# GT LTS Rock Shox question



## wurly (6 Nov 2011)

Hi Guys
I need some advice

I posted this in the tech forum, but figured it would be better here.

I recently bought an old GT LTS mountain bike with a cromoly frame. I'm pleased with it but i find the spring is too soft.
How do i make the shock stiffer. It's already adjusted to it's maximum preload.
What are my options? can i get a replacement for this, or do i have to wedge some thick rubber between the coils (only joking).

The markings are 700 1.4
Is this pounds/foot or kilograms/meters or what?


----------



## mickle (6 Nov 2011)

Screwing in the pre-load has no effect on the spring rate, it simply adjusts the bump force threshold at which the spring reacts. removing its small bump compliance. It might feel 'stiffer' but it's not.

I'm not close enough to the sharp end of retail these days to know how much you'd expect to pay for an 800 or 900lb spring, or even for certain, if they are very widely available but ten+ years ago they cost in the region of twenty quid and could be purchased easily. 

I used to work for a shop which was a subsiduary of the UK's GT distributor and we had LTS springs coming out of our ears!

They're pretty universal, you just need to know how long it is and what weight you want.


----------



## RecordAceFromNew (6 Nov 2011)

I think you have 59445 on page 95 of this document.

TF Tuned has a spring calculator which might help.


----------



## wurly (7 Nov 2011)

Thanks for that info. I think you are right, that is my spring listed. 
I think i'll dismantle it first and measure the length, maybe it's possible to find another with a high rate.
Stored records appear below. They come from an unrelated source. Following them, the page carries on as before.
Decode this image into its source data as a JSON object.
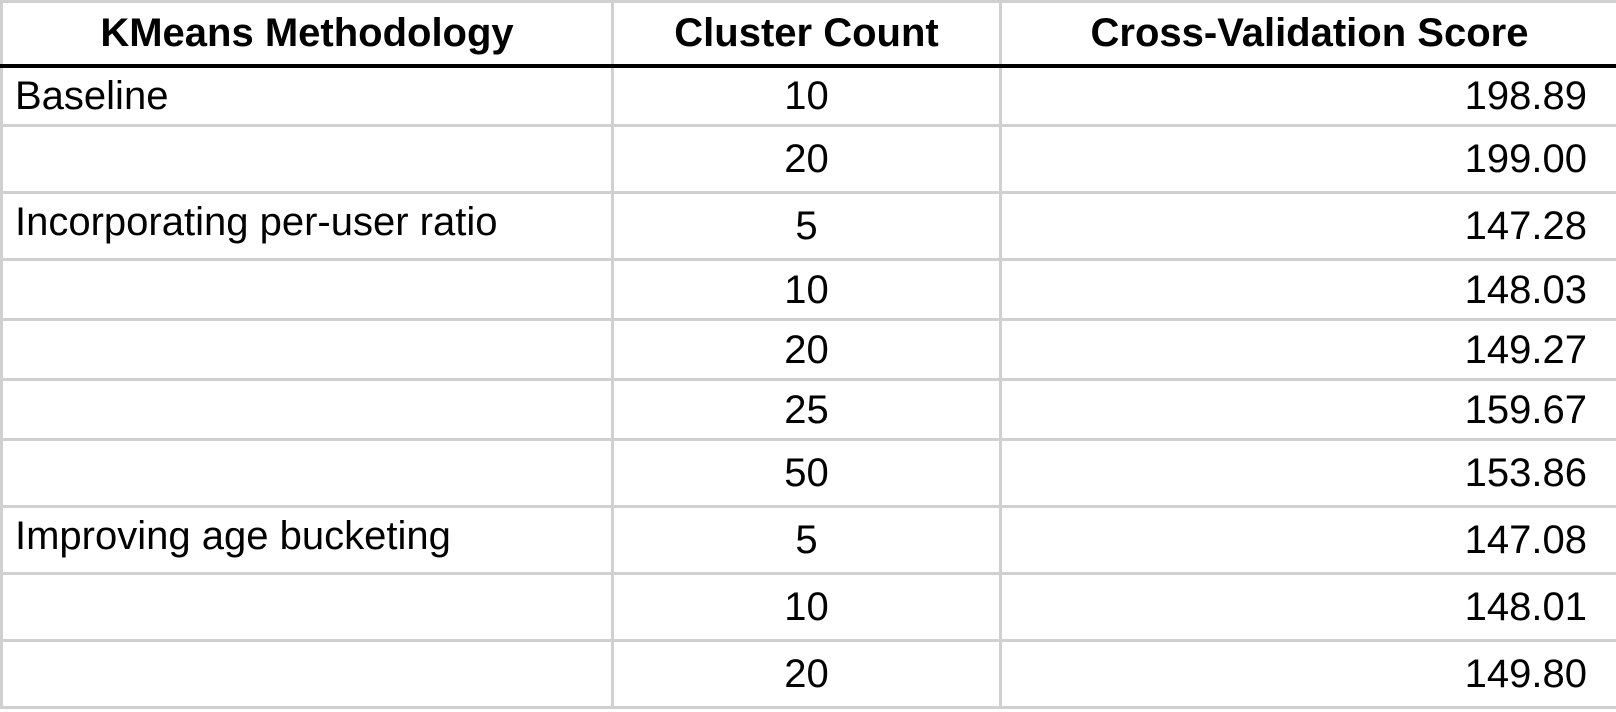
{
  "table": {
    "headers": {
      "method": "KMeans Methodology",
      "count": "Cluster Count",
      "score": "Cross-Validation Score"
    },
    "rows": [
      {
        "method": "Baseline",
        "count": "10",
        "score": "198.89"
      },
      {
        "method": "",
        "count": "20",
        "score": "199.00"
      },
      {
        "method": "Incorporating per-user ratio",
        "count": "5",
        "score": "147.28"
      },
      {
        "method": "",
        "count": "10",
        "score": "148.03"
      },
      {
        "method": "",
        "count": "20",
        "score": "149.27"
      },
      {
        "method": "",
        "count": "25",
        "score": "159.67"
      },
      {
        "method": "",
        "count": "50",
        "score": "153.86"
      },
      {
        "method": "Improving age bucketing",
        "count": "5",
        "score": "147.08"
      },
      {
        "method": "",
        "count": "10",
        "score": "148.01"
      },
      {
        "method": "",
        "count": "20",
        "score": "149.80"
      }
    ]
  }
}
I reckon 900 will be too soft for my plans.


----------



## Zoiders (10 Nov 2011)

The LTS is getting on in years.

Mojo may well have spare springs, spare bushes and linkage plates can be obtained from Goldtec.


----------



## jethro10 (11 Nov 2011)

wurly said:


> do i have to wedge some thick rubber between the coils (only joking).



NASCAR allows this in races (it's very common), to quickly allow them to adjust spring rates during pit stops.
so not that stupid a thought





Jeff


----------